In my experience I've never had anyone rate their pain as 10/10 for a post cath insertion site. The only time someone has had moderate to severe pain is with a hematoma. I also don't think Toradol was appropriate for pain if bleeding was an issue or a possibilty. I've never had anything more than T#3 ordered. It is also possible she misinterpreted your pain scale. If she is someone with a really high tolerance for pain maybe she's never experienced very severe pain and this was the worst pain she has experienced if said to her the way you said.

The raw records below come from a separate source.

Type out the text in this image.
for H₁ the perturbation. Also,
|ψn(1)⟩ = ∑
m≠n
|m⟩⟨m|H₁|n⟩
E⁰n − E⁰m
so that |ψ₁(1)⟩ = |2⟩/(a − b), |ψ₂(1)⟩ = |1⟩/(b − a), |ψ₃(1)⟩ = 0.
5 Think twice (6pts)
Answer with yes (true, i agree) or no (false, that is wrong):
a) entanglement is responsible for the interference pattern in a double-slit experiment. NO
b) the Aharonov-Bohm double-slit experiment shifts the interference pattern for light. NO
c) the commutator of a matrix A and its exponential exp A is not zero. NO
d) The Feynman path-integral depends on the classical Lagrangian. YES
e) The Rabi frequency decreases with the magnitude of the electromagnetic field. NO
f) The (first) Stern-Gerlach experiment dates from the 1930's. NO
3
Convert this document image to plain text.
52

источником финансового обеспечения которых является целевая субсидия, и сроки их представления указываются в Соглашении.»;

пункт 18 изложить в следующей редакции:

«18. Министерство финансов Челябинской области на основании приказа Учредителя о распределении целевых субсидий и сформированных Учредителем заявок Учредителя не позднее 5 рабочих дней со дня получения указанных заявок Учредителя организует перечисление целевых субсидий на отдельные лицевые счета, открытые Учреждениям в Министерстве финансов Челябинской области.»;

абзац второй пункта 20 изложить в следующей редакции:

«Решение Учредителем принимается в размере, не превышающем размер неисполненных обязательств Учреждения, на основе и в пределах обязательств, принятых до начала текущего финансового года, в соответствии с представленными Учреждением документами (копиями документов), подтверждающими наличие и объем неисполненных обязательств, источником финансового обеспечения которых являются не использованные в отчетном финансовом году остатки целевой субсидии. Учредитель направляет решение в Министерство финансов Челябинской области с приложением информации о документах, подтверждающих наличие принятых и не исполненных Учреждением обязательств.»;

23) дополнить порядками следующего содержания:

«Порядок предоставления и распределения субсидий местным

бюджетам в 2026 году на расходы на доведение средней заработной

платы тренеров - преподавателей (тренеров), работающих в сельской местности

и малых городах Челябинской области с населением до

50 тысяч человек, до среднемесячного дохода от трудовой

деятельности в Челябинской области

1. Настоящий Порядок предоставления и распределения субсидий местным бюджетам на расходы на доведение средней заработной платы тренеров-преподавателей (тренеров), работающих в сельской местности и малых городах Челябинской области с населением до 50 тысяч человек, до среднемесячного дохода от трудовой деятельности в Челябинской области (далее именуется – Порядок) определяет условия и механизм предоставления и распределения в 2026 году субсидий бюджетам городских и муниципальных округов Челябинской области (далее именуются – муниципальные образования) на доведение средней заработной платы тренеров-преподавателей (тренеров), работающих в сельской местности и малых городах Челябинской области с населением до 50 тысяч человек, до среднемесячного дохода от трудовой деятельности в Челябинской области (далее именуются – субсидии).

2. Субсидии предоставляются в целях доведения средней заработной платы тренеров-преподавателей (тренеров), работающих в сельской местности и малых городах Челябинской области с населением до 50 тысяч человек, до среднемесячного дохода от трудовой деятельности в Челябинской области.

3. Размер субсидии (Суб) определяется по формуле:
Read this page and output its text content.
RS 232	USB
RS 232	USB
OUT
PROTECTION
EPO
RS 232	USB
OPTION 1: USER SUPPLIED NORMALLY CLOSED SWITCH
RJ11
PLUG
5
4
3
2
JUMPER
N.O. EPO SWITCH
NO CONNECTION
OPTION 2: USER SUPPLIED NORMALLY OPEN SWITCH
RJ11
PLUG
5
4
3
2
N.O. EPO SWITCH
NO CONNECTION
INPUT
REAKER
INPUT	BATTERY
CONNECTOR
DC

I also worked on a medical tele floor and it was not uncommon at all to take post cath patients. Of course we usually took the ones who did not have an intervention performed and no sheath in place. If they did have an intervention performed they went to a different monitoring area and once they were completely recovered and ambulating we would get them back. Every hospital just does it different.
RobLPN
70 Posts
I had a pt the other night (med surg unit, specializing in ischemic CVAs). I had this pt the night before, she was admitted with "chest pain & syncope", but she denied any syncopal episodes to me. No c/o chest pain the entire time I had her. She was a direct admit from the MD office for work up.Had a cardiac cath and came back shortly before my shift began. When I went to assess she was still sleepy from the procedure, c/o pain at the cath site 10/10. Took VS, stable... Checked the cath site, which was dry. Called the MD, who just ordered Toradol IVP. Later that night, I transferred her to the cardiac floor (why wasn't she admitted there when she first came in anyway? We are a medical tele floor, not cardiac tele) b/c we needed a tele bed. In report, the nurse told me she shouldn't be having that much pain at the site. I mentioned this to my preceptor and she said it was OK b/c cardiac caths ARE very painful and in my assessment, there was nothing out of the ordinary.I trust my preceptor because she's worshipped on our floor as she's been there the longest and knows everything about anything (so I've heard anyway!). But did I miss something? Was there something else I should've done?
I do s/p CC all the time, doesn't sound like you missed anything. V/s good, site good? yes, then medicate and keep on truckin. of course, monitor closely. We also have some great CC nurses that would gladly come up and assess the patient with me if I had any concerns.
We all know 10/10 doesn't always mean 10/10.